Joey is often described as a womanizer who is actually very caring, innocent and well-intentioned. The care he has for his friends is evident throughout the show, especially when he defends his gal pals and is protective of them. However, he can also be very disrespectful and gross toward Phoebe, Monica and Rachel. Joey is also very disrespectful of the women he dates. Chandler also has many moments of gross behavior and treatment of women, but for the sake of the argument, I’m choosing to focus on Joey specifically because his disrespect and inappropriate behavior toward women plays a large role in his character and the dynamic between him and the girls on the show.
Joey often makes sexual remarks or comments toward the women in the group or alludes to his excitement over the sight of them in an embrace or falling on top of each other. In the episode “The One With the Fake Party,” Rachel asks for a hand with her zipper. Joey goes to help, but he starts to unzip it instead, and Rachel promptly clarifies, “UP!” He then smirks and zips her dress up. When he’s finished, he acts as though he’s brushing lint or something off the back of her dress when he very obviously is just brushing his hand on her butt. She just looks at him, and he stops and walks away after giving the “OK” sign with his hands.
I don’t understand Phoebe, Monica and Rachel’s reactions to him most of the time as they kind of just brush his actions off as, “Oh it’s just Joey being Joey.” Just because Joey is generally a good guy, his really gross and unacceptable behavior gets tolerated, and, as I watch the show, I think, “Man I’d never want to put up with that every day. Especially from my best guy friend.” I don’t believe that kind of treatment or behavior from a guy friend is acceptable nor should be tolerated. It’s disrespectful and objectifying, yet normalized in this close friendship setting on the show. I think the platonic men in a woman’s life should be the first ones to show her how she is supposed to be treated, respected and cared for by a man.
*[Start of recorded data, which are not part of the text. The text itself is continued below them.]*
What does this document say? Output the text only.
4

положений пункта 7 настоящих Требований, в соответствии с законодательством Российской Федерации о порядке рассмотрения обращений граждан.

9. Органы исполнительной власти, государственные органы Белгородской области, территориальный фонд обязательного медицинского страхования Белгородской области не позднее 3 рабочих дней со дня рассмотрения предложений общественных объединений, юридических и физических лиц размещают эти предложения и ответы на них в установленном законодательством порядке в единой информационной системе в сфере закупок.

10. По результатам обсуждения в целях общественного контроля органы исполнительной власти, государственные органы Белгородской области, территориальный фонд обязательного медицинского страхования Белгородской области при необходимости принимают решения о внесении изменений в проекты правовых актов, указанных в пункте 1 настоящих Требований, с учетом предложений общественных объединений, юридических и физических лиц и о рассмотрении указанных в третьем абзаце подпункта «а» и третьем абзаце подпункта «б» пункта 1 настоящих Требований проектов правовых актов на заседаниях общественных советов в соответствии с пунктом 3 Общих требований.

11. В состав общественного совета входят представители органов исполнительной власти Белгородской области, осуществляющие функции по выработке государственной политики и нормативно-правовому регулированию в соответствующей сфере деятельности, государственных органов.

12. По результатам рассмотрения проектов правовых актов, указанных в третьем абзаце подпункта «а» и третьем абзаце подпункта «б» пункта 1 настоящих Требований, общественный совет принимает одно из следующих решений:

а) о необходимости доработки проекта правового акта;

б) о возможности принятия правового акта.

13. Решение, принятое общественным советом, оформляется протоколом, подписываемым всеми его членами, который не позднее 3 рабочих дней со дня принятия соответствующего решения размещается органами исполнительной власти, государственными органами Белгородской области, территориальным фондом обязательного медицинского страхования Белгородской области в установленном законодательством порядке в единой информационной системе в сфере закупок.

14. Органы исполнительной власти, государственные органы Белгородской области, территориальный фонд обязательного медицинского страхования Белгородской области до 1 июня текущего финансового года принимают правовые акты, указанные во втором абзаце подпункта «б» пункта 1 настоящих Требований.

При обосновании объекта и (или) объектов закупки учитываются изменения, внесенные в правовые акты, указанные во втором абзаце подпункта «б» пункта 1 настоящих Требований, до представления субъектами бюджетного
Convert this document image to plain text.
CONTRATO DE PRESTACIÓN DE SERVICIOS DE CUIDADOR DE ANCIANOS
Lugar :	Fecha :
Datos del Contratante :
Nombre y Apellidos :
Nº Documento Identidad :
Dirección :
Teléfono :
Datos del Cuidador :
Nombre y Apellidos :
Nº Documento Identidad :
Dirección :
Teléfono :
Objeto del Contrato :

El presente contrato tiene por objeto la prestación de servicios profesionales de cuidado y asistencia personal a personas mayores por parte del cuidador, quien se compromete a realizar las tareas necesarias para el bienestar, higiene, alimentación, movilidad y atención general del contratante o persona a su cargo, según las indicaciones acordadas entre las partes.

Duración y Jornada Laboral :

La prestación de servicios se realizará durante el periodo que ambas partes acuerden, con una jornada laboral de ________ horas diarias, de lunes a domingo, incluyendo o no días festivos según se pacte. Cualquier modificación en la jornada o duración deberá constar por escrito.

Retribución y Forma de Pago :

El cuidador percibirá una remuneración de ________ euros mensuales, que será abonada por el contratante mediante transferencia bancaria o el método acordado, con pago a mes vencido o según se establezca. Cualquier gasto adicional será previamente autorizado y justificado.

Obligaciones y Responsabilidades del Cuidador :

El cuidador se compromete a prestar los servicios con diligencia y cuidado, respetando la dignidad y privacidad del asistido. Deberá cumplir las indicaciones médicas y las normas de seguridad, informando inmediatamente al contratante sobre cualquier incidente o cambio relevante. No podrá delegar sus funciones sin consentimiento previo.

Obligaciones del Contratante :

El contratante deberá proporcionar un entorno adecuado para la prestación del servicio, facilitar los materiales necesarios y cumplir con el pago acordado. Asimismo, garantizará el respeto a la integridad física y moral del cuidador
The show aired while we were in elementary school, yet it is a favorite among college students. I hope we don’t watch it and think that is just the way some guys are with their gal pals, and that’s OK. It shouldn’t be. Your inner circle is the place where you should feel safe. Hopefully, that also means safety from sexually aggressive comments, harassment or advances. A joke is a joke, but respect is also respect.
If you really, deeply care about your friends, regardless of their gender, they should consistently be shown love in all its forms — including honor, loyalty and respect. Respect is one of the most important forms of love. Guys and girls should set an example of how to treat each other, and how they know they should be treated by others.
So guys, I challenge you to think about how you treat your girl friends. Are you treating them with respect? Are you showing them what real respect through love looks like, and how they should be treated by a romantic interest? And girls, think about how you allow yourself to be treated. Know that you deserve respect always, no matter who it’s from. Don’t just tolerate a certain behavior because “boys will be boys.”
I think “Friends” is a great show. It always makes me laugh and is incredibly well-written. However, I don’t agree with some of its undertones, especially when it comes to the disrespect the characters show each other at times. I love Joey. I think his character can be really sweet, adorable and absolutely hilarious. But his gross, sexual aggressiveness toward women, especially his close gal pals is not right. In the show, the other characters will occasionally tell him what he’s doing is gross, but it’s mostly just blown off because that’s just how Joey is. This type of mentality should’ve ended with the show in 2004.